Bluzka uszyta była z cienkiego materiału, na którym wyjątkowo dokładnie odciskał się koronkowy wzór biustonosza. Z tego, co się orientowałem, był to biustonosz typu full cup, czyli: najbardziej klasyczny model biustonosza, który okala całe piersi. Przynajmniej tak wydedukowałem opierając się na swej teoretycznej wiedzy. Trochę bowiem o tym czytałem, trochę przeglądałem żurnale, więc liznąłem co nieco wiedzy o tej części damskiego ubioru.
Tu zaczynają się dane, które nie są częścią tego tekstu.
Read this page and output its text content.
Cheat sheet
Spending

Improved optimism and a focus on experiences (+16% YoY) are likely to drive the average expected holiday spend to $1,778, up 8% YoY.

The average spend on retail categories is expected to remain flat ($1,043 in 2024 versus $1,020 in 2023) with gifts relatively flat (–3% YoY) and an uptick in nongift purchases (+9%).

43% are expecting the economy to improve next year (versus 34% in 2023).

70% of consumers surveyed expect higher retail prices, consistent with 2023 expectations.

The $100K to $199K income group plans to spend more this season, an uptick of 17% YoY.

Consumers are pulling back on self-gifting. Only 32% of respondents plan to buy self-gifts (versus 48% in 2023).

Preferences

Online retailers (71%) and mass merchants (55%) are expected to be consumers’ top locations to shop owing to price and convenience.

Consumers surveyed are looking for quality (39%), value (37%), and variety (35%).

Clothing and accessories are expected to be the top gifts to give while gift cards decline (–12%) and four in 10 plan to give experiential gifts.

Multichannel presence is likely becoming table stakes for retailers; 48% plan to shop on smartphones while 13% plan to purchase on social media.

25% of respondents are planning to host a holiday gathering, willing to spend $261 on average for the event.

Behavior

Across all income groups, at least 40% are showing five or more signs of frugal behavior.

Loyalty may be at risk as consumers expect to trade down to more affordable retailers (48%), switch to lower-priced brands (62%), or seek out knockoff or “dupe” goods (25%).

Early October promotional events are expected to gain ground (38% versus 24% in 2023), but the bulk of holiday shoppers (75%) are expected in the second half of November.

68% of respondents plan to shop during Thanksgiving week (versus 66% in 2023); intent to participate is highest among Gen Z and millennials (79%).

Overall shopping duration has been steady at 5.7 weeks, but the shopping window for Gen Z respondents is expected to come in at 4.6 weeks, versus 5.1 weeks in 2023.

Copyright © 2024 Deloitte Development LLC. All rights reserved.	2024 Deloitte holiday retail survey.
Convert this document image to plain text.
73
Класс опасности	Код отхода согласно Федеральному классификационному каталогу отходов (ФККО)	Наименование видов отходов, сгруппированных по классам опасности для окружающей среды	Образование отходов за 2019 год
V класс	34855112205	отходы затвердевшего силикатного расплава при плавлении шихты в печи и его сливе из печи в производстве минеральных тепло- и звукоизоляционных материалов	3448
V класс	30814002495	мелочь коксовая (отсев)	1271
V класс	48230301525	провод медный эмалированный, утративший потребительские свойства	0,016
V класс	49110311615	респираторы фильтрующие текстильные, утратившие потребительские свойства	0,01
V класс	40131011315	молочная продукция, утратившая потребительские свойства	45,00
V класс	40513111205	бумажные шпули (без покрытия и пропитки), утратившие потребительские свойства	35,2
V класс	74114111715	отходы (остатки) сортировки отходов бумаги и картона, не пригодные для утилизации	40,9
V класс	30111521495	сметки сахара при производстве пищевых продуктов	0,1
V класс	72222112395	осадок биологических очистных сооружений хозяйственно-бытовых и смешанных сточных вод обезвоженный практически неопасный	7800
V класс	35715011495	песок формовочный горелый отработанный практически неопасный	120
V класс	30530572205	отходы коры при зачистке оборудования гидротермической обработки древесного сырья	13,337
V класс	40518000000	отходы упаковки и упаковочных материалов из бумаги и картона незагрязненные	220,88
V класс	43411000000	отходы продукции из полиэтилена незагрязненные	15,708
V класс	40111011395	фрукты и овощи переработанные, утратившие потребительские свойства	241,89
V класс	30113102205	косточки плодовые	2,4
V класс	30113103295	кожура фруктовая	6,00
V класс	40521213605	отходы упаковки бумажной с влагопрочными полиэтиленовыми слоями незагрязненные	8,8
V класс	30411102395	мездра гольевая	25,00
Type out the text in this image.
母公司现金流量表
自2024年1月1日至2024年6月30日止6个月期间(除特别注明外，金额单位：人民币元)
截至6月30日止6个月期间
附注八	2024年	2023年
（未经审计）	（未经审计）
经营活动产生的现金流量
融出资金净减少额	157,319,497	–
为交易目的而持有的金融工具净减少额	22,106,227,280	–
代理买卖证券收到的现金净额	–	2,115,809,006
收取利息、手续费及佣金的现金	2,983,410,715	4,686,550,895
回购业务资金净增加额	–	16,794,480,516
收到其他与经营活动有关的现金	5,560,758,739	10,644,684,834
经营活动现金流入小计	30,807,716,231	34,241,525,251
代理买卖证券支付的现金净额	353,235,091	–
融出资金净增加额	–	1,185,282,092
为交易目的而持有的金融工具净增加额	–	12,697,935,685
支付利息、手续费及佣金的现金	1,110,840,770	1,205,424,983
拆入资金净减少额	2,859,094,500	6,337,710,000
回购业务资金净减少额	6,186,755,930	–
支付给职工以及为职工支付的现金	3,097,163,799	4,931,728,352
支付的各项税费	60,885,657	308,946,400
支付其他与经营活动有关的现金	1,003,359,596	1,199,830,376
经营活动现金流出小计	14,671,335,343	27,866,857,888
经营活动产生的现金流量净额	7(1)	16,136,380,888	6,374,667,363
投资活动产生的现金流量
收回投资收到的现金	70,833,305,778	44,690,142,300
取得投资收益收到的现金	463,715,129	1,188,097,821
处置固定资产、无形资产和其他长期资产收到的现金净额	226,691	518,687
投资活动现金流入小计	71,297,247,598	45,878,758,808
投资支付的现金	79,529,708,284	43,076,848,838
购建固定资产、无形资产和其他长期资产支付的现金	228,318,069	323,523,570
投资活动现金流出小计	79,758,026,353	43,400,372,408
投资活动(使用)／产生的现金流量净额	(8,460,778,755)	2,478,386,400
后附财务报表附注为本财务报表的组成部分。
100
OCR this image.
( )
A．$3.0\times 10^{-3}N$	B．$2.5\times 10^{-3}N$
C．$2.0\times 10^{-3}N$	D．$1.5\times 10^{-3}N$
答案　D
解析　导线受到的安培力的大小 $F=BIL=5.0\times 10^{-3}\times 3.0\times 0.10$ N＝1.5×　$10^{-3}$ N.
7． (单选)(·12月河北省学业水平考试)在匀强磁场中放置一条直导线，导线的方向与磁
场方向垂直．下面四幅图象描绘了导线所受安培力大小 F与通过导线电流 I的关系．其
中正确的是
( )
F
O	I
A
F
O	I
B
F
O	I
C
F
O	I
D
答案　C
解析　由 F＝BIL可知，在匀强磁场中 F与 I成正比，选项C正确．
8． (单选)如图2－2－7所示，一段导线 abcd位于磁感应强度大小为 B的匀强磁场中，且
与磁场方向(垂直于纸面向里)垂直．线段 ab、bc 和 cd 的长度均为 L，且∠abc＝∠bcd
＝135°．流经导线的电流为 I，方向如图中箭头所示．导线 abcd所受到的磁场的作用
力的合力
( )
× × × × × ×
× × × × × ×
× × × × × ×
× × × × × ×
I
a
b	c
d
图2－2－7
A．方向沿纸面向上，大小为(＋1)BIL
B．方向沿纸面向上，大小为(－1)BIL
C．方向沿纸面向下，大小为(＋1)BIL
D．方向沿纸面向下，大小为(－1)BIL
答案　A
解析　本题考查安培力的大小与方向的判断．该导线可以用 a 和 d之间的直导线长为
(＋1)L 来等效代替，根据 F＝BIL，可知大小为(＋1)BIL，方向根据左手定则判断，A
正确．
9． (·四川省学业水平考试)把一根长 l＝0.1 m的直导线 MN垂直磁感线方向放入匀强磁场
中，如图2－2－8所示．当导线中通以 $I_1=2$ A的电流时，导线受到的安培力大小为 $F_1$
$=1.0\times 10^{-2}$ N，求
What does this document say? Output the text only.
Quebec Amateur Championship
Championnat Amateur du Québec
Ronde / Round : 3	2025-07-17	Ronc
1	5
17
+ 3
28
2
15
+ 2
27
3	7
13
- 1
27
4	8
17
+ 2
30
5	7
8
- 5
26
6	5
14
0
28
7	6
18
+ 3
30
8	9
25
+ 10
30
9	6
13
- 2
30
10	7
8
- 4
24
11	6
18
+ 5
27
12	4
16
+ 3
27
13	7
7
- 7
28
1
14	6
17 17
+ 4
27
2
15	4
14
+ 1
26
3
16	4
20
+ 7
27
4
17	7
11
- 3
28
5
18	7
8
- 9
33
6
Nie podejmuję się jednak podać literowego rozmiaru tej części garderoby mojej kuzynki. W tej kwestii gubiłem się, jak dziecko we mgle. Na pewno jednak mieścił się w przedziale od A do Z. Myślę, że bliżej litery Z, niż jakiejkolwiek innej.
Tym elementem córka kuzynki brata szwagra ciotki Krystyny od strony ojca, czyli: kuzyneczka Hania bardzo mnie zachwyciła. Gapiłem się, jak urzeczony w te dwa himalajskie szczyty i bardzo pragnąłem stać się w tym momencie alpinistą i zdobyć całą koronę. Byłoby to coś wielkiego. Wdrapać się na sam szczyt i zamknąć swój zwycięski sztandar.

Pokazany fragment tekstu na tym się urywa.